The shares of this company, which manufactures niche APIs, intermediates, and formulations and also undertakes contract research and manufacturing service for some of its customers, had its shares in momentum today after the company declared its Q3 results, with growth in several of its performance metrics.
With the market cap of Rs 6,557 crore, the shares of Shilpa Medicare Ltd have gained about 14% and reached a high at Rs 359.95, compared to their previous day’s closing price of Rs 314.45. The shares are trading at a PE of 37, whereas its industry PE is at 29.4.
Q3 Result highlights
The revenue from operation for the company stood at Rs 410 crore when compared to Rs 319 crore in Q3 FY25, growing by about 29 per cent on a YoY basis and on a QoQ basis increasing by 11 per cent from Rs 370 crore in Q2 FY26.
The PAT grew by about 41 per cent on a YoY basis when you compare the Q3 FY26 profit at Rs 45 crore to Rs 32 crore in Q3 FY25 and on a QoQ basis has increased by 2 per cent from Rs 44 crore in Q2 FY26.
Business Highlights
3QFY26’s revenue mix was well diversified across three business segments: API (45% or Rs 186 crore), formulations (43% or Rs 177 crore) and biologics (12% or Rs 48 crore). API remains the largest contributor to total revenue, but formulas are a close second, indicating that revenue for each segment is being generated from different sources, while biologics represent a strategically high growth potential with a lower contribution relative to the total business.

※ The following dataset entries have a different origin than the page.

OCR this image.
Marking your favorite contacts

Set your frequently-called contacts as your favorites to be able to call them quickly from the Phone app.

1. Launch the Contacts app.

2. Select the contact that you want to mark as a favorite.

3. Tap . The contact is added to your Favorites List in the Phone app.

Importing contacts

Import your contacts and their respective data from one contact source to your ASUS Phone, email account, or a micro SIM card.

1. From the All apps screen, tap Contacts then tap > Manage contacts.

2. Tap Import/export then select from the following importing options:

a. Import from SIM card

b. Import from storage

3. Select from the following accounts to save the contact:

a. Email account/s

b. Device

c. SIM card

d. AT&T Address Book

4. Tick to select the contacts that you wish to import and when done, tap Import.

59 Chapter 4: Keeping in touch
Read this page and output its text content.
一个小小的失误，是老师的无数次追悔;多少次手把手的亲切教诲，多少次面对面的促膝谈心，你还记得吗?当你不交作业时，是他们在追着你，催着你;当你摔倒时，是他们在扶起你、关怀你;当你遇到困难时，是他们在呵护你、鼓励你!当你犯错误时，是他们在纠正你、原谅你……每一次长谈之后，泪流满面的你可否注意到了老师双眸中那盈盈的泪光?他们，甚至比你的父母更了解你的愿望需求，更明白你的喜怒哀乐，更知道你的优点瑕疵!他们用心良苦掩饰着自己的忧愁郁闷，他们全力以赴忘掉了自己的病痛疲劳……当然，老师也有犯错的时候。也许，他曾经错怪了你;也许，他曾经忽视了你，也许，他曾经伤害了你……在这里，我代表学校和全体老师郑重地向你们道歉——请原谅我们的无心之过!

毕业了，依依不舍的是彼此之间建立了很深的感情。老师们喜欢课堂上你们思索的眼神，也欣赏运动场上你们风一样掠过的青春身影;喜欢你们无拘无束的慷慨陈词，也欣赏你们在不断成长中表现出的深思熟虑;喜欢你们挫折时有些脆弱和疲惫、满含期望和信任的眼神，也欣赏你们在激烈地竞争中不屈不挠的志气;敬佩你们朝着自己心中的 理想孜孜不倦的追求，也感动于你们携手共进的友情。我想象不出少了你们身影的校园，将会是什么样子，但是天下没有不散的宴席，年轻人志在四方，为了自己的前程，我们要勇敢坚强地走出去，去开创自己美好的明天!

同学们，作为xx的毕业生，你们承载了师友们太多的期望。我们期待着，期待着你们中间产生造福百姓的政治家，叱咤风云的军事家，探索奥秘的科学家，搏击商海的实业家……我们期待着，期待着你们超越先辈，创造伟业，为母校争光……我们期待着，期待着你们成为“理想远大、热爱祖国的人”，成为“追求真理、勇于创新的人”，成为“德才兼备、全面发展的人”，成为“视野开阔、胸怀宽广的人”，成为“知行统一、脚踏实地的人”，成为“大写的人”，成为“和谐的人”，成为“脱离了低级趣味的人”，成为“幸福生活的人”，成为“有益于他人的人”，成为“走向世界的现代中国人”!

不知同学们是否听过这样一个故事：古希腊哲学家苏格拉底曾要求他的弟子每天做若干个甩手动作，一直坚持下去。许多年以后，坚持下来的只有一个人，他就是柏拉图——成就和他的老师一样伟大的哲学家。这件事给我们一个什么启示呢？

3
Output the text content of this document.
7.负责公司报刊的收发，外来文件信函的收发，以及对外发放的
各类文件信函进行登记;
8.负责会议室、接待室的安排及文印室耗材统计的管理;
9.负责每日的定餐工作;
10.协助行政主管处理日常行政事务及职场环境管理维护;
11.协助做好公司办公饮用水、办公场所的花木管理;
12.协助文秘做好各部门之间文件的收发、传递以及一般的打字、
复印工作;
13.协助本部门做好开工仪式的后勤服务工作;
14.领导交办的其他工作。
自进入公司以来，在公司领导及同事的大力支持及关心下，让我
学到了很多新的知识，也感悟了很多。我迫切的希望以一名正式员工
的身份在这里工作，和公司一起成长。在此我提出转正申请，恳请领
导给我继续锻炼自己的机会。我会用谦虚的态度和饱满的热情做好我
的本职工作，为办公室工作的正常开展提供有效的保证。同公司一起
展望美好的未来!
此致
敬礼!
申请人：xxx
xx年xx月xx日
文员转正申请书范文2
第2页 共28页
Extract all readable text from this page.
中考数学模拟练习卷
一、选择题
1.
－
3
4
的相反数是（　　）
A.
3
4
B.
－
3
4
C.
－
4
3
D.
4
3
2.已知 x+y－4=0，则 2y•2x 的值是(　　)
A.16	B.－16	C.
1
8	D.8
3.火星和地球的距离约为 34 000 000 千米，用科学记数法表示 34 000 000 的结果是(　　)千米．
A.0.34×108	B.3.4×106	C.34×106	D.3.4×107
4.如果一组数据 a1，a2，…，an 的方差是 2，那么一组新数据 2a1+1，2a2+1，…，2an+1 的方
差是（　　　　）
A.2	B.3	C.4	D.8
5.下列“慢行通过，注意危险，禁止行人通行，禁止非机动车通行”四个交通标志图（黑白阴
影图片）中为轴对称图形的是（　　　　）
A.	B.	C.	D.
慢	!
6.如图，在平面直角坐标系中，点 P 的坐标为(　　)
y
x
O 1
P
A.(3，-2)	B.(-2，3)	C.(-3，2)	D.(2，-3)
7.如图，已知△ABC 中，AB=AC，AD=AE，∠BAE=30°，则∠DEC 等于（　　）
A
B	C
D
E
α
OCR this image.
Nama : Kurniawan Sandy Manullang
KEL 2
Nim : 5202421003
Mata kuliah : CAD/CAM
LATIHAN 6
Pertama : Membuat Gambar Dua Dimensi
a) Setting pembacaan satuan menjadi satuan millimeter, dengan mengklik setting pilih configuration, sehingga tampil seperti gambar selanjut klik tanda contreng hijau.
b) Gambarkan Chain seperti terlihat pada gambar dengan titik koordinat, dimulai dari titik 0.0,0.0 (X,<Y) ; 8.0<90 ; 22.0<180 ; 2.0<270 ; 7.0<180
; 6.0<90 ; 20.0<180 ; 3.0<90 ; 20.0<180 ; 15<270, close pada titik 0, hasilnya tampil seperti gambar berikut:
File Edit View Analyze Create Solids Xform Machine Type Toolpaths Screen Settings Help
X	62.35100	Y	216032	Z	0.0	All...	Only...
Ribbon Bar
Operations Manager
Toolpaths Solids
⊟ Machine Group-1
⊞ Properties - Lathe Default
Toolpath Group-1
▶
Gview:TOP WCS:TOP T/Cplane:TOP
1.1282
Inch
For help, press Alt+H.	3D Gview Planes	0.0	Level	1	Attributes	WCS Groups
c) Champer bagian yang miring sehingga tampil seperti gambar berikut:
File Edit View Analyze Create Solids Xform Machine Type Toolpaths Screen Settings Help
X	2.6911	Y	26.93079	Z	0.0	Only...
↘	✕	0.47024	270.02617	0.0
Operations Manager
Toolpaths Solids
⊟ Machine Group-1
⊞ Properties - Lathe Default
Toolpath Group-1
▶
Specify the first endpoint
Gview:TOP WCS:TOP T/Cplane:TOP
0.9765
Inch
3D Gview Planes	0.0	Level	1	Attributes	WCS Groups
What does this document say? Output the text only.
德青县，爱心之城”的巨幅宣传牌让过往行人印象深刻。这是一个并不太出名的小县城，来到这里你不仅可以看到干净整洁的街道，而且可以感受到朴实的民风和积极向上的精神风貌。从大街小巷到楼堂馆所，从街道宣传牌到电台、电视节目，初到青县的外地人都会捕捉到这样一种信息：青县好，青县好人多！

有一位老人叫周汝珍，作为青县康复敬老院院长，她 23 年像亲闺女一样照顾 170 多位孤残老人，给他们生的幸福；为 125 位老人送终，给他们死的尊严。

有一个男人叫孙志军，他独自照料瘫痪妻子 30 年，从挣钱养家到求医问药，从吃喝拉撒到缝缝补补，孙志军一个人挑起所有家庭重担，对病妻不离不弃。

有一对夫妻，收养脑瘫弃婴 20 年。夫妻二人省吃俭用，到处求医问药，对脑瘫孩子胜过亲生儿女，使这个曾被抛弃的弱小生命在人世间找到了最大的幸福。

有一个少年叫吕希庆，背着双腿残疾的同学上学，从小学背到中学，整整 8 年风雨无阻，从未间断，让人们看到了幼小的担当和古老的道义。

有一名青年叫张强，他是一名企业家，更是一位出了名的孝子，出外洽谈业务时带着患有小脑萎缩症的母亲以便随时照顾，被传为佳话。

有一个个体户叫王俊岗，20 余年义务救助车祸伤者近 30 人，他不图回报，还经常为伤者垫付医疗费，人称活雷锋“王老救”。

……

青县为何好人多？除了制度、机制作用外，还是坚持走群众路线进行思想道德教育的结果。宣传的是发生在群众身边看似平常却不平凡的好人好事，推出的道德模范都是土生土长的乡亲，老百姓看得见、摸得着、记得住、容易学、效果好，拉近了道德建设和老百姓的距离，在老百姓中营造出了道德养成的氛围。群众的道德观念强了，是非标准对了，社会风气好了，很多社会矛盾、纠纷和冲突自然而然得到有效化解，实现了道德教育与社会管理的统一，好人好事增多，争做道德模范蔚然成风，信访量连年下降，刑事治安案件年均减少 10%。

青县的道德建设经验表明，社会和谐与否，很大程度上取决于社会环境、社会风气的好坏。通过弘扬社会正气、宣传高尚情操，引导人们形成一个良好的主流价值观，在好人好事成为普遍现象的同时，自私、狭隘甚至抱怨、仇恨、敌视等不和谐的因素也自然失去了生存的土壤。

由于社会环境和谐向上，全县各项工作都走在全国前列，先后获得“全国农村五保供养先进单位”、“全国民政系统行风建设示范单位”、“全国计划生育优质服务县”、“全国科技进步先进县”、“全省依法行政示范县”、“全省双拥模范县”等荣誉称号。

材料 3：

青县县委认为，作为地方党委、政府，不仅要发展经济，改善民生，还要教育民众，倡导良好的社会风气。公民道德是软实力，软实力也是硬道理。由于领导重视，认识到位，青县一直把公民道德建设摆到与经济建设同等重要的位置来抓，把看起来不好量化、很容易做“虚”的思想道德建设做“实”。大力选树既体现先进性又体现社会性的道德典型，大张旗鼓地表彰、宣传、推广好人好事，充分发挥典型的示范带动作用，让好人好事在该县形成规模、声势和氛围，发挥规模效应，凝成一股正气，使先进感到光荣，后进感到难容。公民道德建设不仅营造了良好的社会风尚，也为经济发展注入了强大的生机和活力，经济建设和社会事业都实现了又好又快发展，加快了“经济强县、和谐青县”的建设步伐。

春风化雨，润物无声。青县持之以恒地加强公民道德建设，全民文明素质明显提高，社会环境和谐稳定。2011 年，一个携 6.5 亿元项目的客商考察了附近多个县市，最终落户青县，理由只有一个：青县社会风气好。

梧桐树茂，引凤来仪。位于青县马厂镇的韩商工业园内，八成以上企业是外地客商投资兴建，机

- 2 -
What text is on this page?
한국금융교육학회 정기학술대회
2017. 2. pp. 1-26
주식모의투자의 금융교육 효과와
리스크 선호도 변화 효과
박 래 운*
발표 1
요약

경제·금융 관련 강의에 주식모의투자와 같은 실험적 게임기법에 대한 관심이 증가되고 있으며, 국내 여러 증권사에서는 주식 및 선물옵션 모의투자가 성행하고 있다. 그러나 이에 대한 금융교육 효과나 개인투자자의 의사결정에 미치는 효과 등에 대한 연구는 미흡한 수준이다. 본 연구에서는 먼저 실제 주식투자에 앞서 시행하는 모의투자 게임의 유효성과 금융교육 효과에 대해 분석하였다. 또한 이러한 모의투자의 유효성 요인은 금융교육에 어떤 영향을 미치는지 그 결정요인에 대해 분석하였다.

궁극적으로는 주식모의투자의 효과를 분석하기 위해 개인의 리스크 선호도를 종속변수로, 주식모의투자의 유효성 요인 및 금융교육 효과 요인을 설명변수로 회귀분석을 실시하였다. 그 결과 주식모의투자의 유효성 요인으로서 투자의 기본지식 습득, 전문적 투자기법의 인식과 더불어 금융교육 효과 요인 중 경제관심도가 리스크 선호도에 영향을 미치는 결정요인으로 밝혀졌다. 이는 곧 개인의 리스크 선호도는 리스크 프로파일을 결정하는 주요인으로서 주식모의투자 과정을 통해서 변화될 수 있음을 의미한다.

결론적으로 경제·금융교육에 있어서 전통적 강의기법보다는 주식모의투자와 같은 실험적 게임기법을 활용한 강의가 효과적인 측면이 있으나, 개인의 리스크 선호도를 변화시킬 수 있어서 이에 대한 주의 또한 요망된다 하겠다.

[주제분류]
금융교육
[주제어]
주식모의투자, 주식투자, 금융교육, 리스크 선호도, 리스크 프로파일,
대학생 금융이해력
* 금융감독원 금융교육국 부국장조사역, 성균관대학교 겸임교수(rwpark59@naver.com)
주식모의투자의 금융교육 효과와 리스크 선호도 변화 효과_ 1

Quarterly revenues reached their highest level ever at Rs 411 crore, representing 28% year-on-year growth for this quarter, driven primarily by growth in FDF and biologicals. EBITDA’s total of Rs 115 crore included approximately 28% of the total calculations, an improvement of approximately 200 bps compared to the last year’s quarter.
Adjusted profits after tax (PAT) were reported to have grown 72% YoY to Rs 55 crores, driven strongly by the effects of significant operating leverage between both quarters. In addition to the operational numbers, had there been a Rs 10 crore extraordinary charge net of tax, since it was related to the first-time implementation of labour codes, this would have negatively impacted the reported profitability within this quarter.
Mr Vishnukant Bhutada, Managing Director, states, “In Q3FY26, the Company has achieved 28% revenue growth YoY and has achieved 28% EBITDA margins, which was driven by excellent growth in FDF, API and biologicals. EU approval for rotigotine, completion of Phase 3 for ondansetron ER and launching of the first-in-class NAFLD therapy in India were key highlights.
FDF grew by 50% YoY, with good traction in both the EU and US, while APIs had growth supported due to increased capacity. Improvements in ROCE and continued pipeline advancement make the company poised to achieve higher levels of achievement in FY27 compared to FY26.”